A demonstration with women driving cars to protest Saudi Arabia's law prohibiting women from driving has been met with a Faceback campaign asking men to whip the female drivers, several outlets reported today.
The Facebook campaign called "The Iqal Campaign: June 17 for preventing women from driving," is a page in Arabic that calls for men to use the iqal, or thick cord from the traditional headdress worn by many men in the Gulf region, to beat women found driving on that day of protest, according to Agence France Presse. According to one screen shot, there were more than 6,000 "Likes."
The campaign comes in response to a planned June 17 protest by Saudi women who will drive their cars in defiance of the kingdom's ban. The action has also been spurred by the imprisonment of Manal al-Sharif, a Saudi woman arrested for driving. Pages in favor of al-Sharif and Saudi women driving have also sprouted up on Facebook.
Several prominent male Saudi journalists and novelists have also lent support to women driving and expressed dismay at the Iqal Campaign.
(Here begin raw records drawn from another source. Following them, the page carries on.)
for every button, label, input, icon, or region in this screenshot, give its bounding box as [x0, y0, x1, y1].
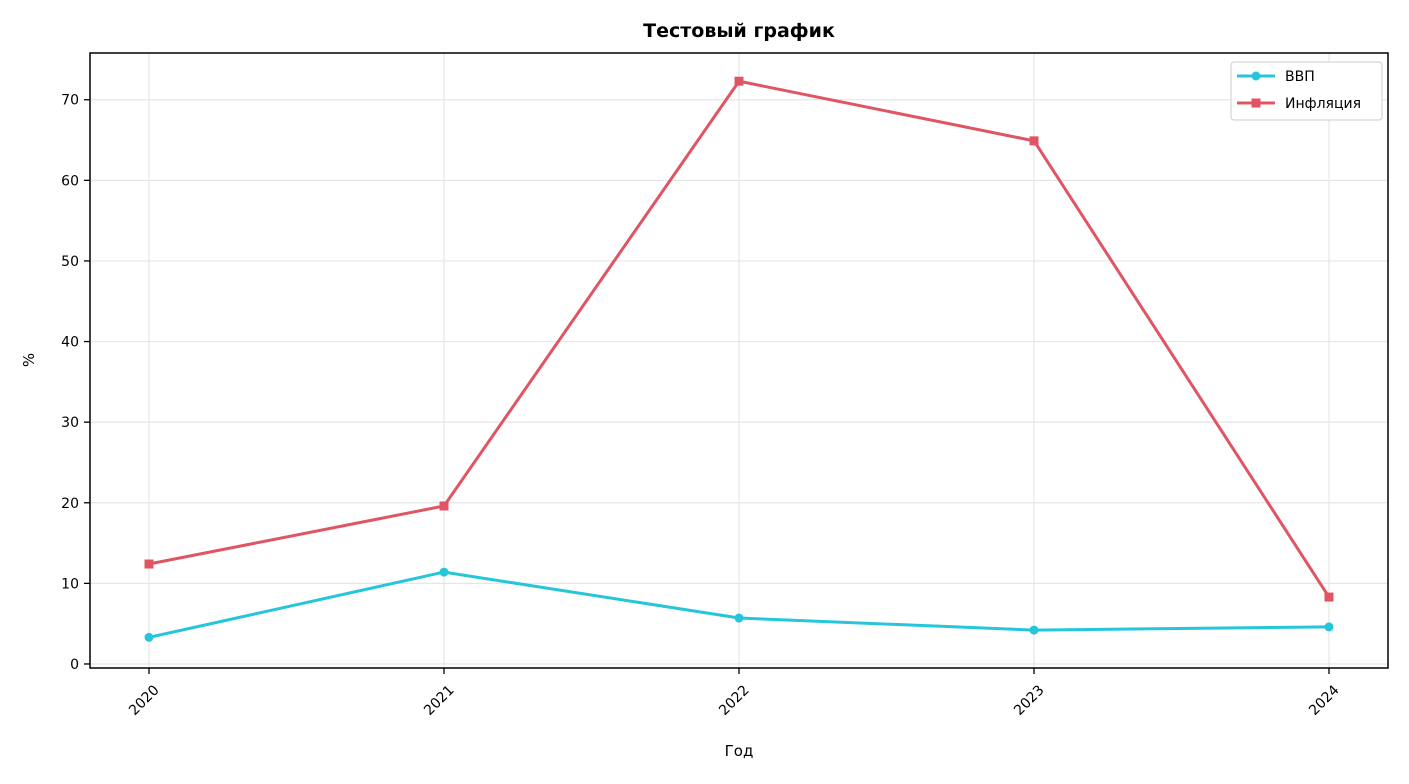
y-axis: 0 10 20 30 40 50 60 70 — [61, 93, 90, 673]
x-axis-title: Год — [725, 742, 754, 760]
data-point — [1029, 136, 1039, 146]
data-point — [1029, 625, 1039, 635]
data-point — [439, 501, 449, 511]
x-tick-label: 2024 — [1306, 682, 1343, 719]
y-tick-label: 20 — [61, 496, 79, 512]
chart-title: Тестовый график — [643, 20, 835, 42]
legend-marker-gdp — [1251, 71, 1261, 81]
series-0 — [144, 567, 1334, 642]
y-tick-label: 60 — [61, 173, 79, 189]
data-point — [1324, 592, 1334, 602]
series-group — [144, 76, 1334, 642]
grid-lines — [90, 53, 1388, 668]
y-tick-label: 30 — [61, 415, 79, 431]
x-tick-label: 2022 — [716, 682, 753, 719]
x-axis: 2020 2021 2022 2023 2024 — [126, 668, 1343, 719]
legend: ВВП Инфляция — [1230, 61, 1383, 121]
y-tick-label: 50 — [61, 254, 79, 270]
y-tick-label: 0 — [70, 657, 79, 673]
data-point — [1324, 622, 1334, 632]
x-tick-label: 2023 — [1011, 682, 1048, 719]
data-point — [144, 559, 154, 569]
data-point — [439, 567, 449, 577]
x-tick-label: 2020 — [126, 682, 163, 719]
y-tick-label: 10 — [61, 576, 79, 592]
legend-label-gdp: ВВП — [1285, 69, 1315, 85]
y-tick-label: 70 — [61, 93, 79, 109]
data-point — [734, 613, 744, 623]
data-point — [144, 632, 154, 642]
y-axis-title: % — [20, 353, 38, 367]
data-point — [734, 76, 744, 86]
legend-label-inflation: Инфляция — [1285, 96, 1361, 112]
legend-marker-inflation — [1251, 98, 1261, 108]
y-tick-label: 40 — [61, 335, 79, 351]
series-1 — [144, 76, 1334, 602]
x-tick-label: 2021 — [421, 682, 458, 719]
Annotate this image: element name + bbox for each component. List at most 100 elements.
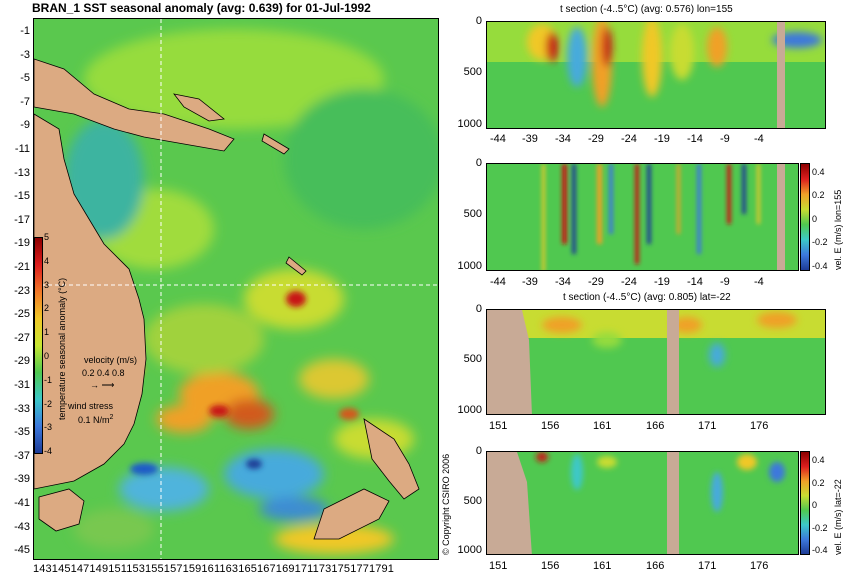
velocity-colorbar-tick: 0.2 bbox=[812, 477, 825, 488]
velocity-colorbar-tick: -0.4 bbox=[812, 545, 828, 556]
axis-tick: -44 bbox=[490, 133, 506, 145]
velocity-legend-arrows: → ⟶ bbox=[90, 380, 115, 390]
depth-tick: 0 bbox=[475, 445, 482, 457]
velocity-colorbar-tick: -0.2 bbox=[812, 237, 828, 248]
map-lat-tick: -39 bbox=[14, 473, 30, 486]
map-lat-tick: -9 bbox=[20, 119, 30, 132]
depth-tick: 1000 bbox=[457, 544, 482, 557]
velocity-colorbar-tick: 0.2 bbox=[812, 190, 825, 201]
axis-tick: -14 bbox=[687, 133, 703, 145]
depth-tick: 1000 bbox=[457, 117, 482, 130]
axis-tick: -14 bbox=[687, 276, 703, 288]
map-lat-tick: -7 bbox=[20, 95, 30, 108]
map-lat-tick: -25 bbox=[14, 308, 30, 321]
map-lat-tick: -31 bbox=[14, 379, 30, 391]
axis-tick: -24 bbox=[621, 276, 637, 288]
velocity-colorbar-tick: 0 bbox=[812, 500, 818, 511]
map-colorbar-tick: -1 bbox=[44, 374, 53, 385]
axis-tick: -39 bbox=[522, 133, 538, 145]
axis-tick: 171 bbox=[698, 560, 717, 572]
panel3-title: t section (-4..5°C) (avg: 0.805) lat=-22 bbox=[563, 292, 731, 303]
panel1-title: t section (-4..5°C) (avg: 0.576) lon=155 bbox=[560, 4, 733, 15]
wind-stress-label: wind stress bbox=[68, 401, 114, 411]
axis-tick: -4 bbox=[754, 276, 764, 288]
axis-tick: 176 bbox=[750, 560, 769, 572]
map-title: BRAN_1 SST seasonal anomaly (avg: 0.639)… bbox=[32, 1, 371, 15]
map-lat-tick: -41 bbox=[14, 497, 30, 509]
map-lat-tick: -37 bbox=[14, 449, 30, 462]
depth-tick: 1000 bbox=[457, 259, 482, 272]
map-lat-tick: -15 bbox=[14, 190, 30, 203]
map-colorbar bbox=[34, 237, 43, 454]
map-lat-tick: -33 bbox=[14, 402, 30, 415]
map-colorbar-tick: 5 bbox=[44, 232, 50, 242]
axis-tick: -24 bbox=[621, 133, 637, 145]
axis-tick: -34 bbox=[555, 133, 571, 145]
depth-tick: 500 bbox=[463, 353, 482, 366]
map-lat-tick: -21 bbox=[14, 261, 30, 273]
panel4-colorbar bbox=[800, 451, 810, 555]
panel2-colorbar-label: vel. E (m/s) lon=155 bbox=[833, 189, 843, 270]
sst-anomaly-map[interactable] bbox=[33, 18, 439, 560]
axis-tick: 176 bbox=[750, 420, 769, 432]
map-lat-tick: -11 bbox=[14, 143, 30, 155]
map-colorbar-tick: 0 bbox=[44, 351, 50, 361]
axis-tick: 171 bbox=[698, 420, 717, 432]
section-panel-lat22-velocity[interactable] bbox=[486, 451, 799, 555]
velocity-colorbar-tick: 0 bbox=[812, 213, 818, 224]
section-panel-lon155-temperature[interactable] bbox=[486, 21, 826, 129]
map-lat-tick: -27 bbox=[14, 331, 30, 344]
map-lat-tick: -43 bbox=[14, 520, 30, 533]
map-lat-tick: -45 bbox=[14, 544, 30, 557]
axis-tick: -9 bbox=[720, 133, 730, 145]
axis-tick: -39 bbox=[522, 276, 538, 288]
panel4-colorbar-label: vel. E (m/s) lat=-22 bbox=[833, 479, 843, 555]
depth-tick: 0 bbox=[475, 157, 482, 169]
axis-tick: -19 bbox=[654, 276, 670, 288]
map-lat-tick: -23 bbox=[14, 284, 30, 297]
map-lat-tick: -13 bbox=[14, 166, 30, 179]
map-lat-tick: -19 bbox=[14, 237, 30, 250]
map-lat-tick: -5 bbox=[20, 72, 30, 85]
depth-tick: 0 bbox=[475, 15, 482, 27]
map-colorbar-tick: 1 bbox=[44, 327, 50, 338]
map-lat-tick: -29 bbox=[14, 355, 30, 368]
axis-tick: 166 bbox=[646, 420, 665, 432]
velocity-legend-values: 0.2 0.4 0.8 bbox=[82, 368, 125, 378]
depth-tick: 500 bbox=[463, 494, 482, 507]
velocity-colorbar-tick: -0.4 bbox=[812, 260, 828, 271]
map-lat-tick: -17 bbox=[14, 213, 30, 226]
depth-tick: 500 bbox=[463, 66, 482, 79]
map-colorbar-tick: -2 bbox=[44, 398, 53, 409]
depth-tick: 500 bbox=[463, 208, 482, 221]
velocity-colorbar-tick: 0.4 bbox=[812, 167, 825, 177]
panel2-colorbar bbox=[800, 163, 810, 271]
axis-tick: -19 bbox=[654, 133, 670, 145]
copyright-notice: © Copyright CSIRO 2006 bbox=[441, 453, 451, 555]
velocity-legend-label: velocity (m/s) bbox=[84, 355, 138, 365]
axis-tick: 161 bbox=[593, 560, 612, 572]
map-lat-tick: -1 bbox=[20, 25, 30, 37]
map-lat-tick: -35 bbox=[14, 426, 30, 439]
axis-tick: -29 bbox=[588, 276, 604, 288]
depth-tick: 0 bbox=[475, 303, 482, 315]
axis-tick: -4 bbox=[754, 133, 764, 145]
axis-tick: -9 bbox=[720, 276, 730, 288]
axis-tick: 156 bbox=[541, 420, 560, 432]
section-panel-lat22-temperature[interactable] bbox=[486, 309, 826, 415]
map-colorbar-tick: -4 bbox=[44, 446, 53, 457]
map-colorbar-tick: 4 bbox=[44, 255, 50, 266]
axis-tick: -34 bbox=[555, 276, 571, 288]
map-colorbar-label: temperature seasonal anomaly (°C) bbox=[57, 277, 67, 420]
depth-tick: 1000 bbox=[457, 403, 482, 416]
map-colorbar-tick: 3 bbox=[44, 279, 50, 290]
section-panel-lon155-velocity[interactable] bbox=[486, 163, 799, 271]
axis-tick: 166 bbox=[646, 560, 665, 572]
wind-stress-value: 0.1 N/m2 bbox=[78, 414, 114, 425]
velocity-colorbar-tick: -0.2 bbox=[812, 522, 828, 533]
map-colorbar-tick: -3 bbox=[44, 422, 53, 433]
axis-tick: -29 bbox=[588, 133, 604, 145]
map-colorbar-tick: 2 bbox=[44, 303, 50, 314]
axis-tick: 161 bbox=[593, 420, 612, 432]
map-longitude-axis: 1431451471491511531551571591611631651671… bbox=[33, 563, 395, 575]
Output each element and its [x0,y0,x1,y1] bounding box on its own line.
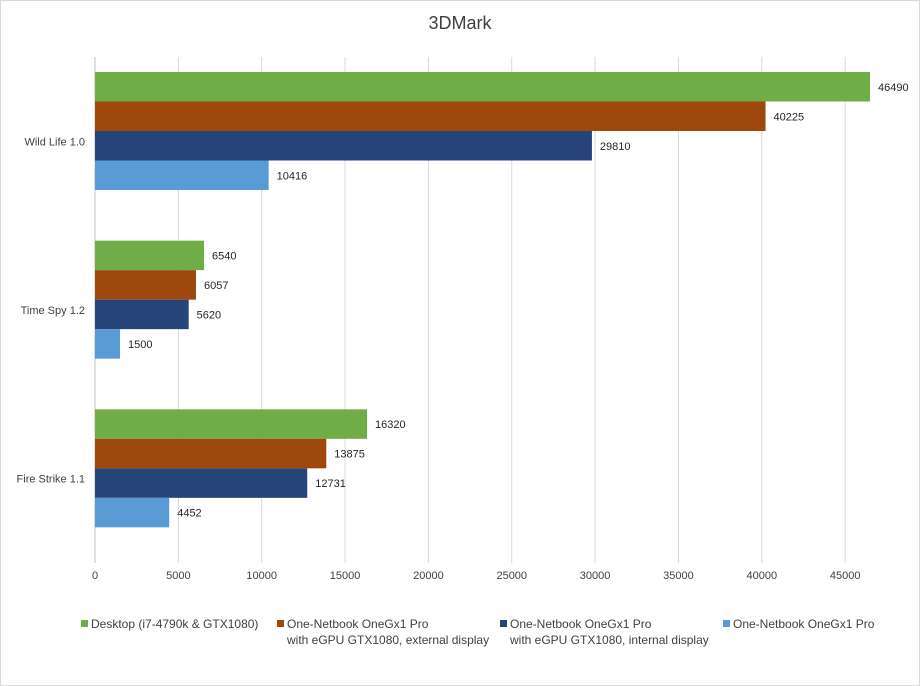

Facebook removed the page Wednesday for "violating our standards against threats of violence," a spokeswoman told Press:Here. “Specifically, we're sensitive to content that includes pornography, harassment of private individuals, direct statements of hate against protected groups of people, and actionable threats of violence."
While the campaign's Facebook page seems to have disappeared from view, there's still a cached view here.
Like any country, Saudi Arabia has its whackjobs, and one proposing to whip women for driving is similar to those in the United States advocating burning the Koran or that Jesus hates gays. However, in a place where religious police have as much authority as actual law enforcement, these kinds of pages and sentiments can have more serious consequences.